Upcoming- Stone Inequality Seminar Series 2025: Lorenzo Lagos


We’re capping off our Spring 2025 Stone Inequality Seminars with a presentation from Lorenzo Lagos, Assistant Professor of Economics at Brown University and a research fellow of the Institute of Labor Economics (IZA). Lagos will be presenting his paper, titled “Union-Specific Rents and Inequality.” 

Abstract

We study the role of union heterogeneity in explaining wage inequality. Using job moves across multi-firm unions in linked employer-employee data from Brazil, we estimate the pay premiums of over 4,800 unions. We find that union-specific rent extraction accounts for 3-4% of variation in earnings—similar to the role of industry and local labor markets combined.
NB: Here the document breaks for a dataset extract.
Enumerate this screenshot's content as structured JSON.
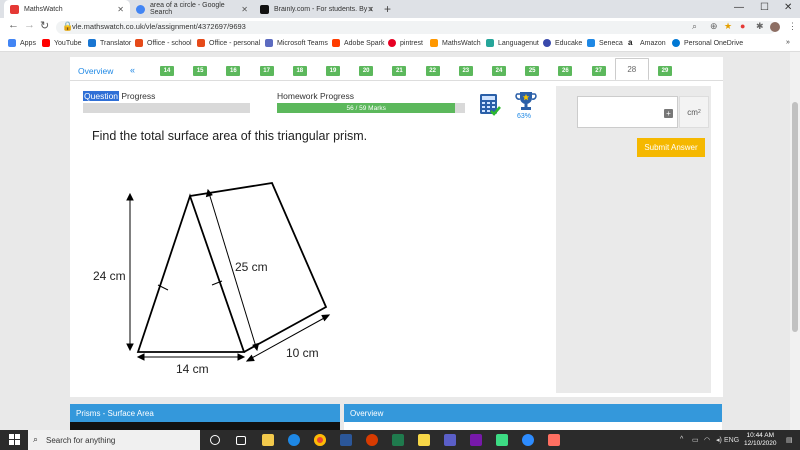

Correlating these rent estimates to a rich set of union attributes, we find that unions with higher premiums tend to engage in strikes, successfully negotiate CBAs, have collective governance structures with internal competition, and elect skilled leaders who are similar to the rank-and-file. The heterogeneity in premiums across unions is substantial (standard deviation of 3-7 log points) and matters for workers, e.g., comparing markets with effective vs. ineffective unions around a labor reform that weakened unions reveals a 2.3 log point decrease in wages. Turning our focus to gender and racial wage gaps, unions exacerbate these gaps (on average) primarily because of within-union differential rent-sharing between groups. We document heterogeneity in union-specific rent-sharing as well, showing that unions with blue-collar leaders tend to compress these gaps.

Event Details 

Date: May 6, 2025 

Time: 3:30 – 5:00pm 

Location: Iona 533, 6000 Iona Dr, Vancouver, BC

Lorenzo Lagos is an Assistant Professor of Economics at Brown University and a research fellow of the Institute of Labor Economics (IZA). His research interests are in labor economics and development economics. Recently, Prof Lagos has focused on labor markets in Brazil, studying the role of firms in racial wage differentials, the impact of union priorities on female-friendly work environments, and the effects of minimum wages and collective bargaining. Prof Lagos received his PhD from Columbia University in 2020.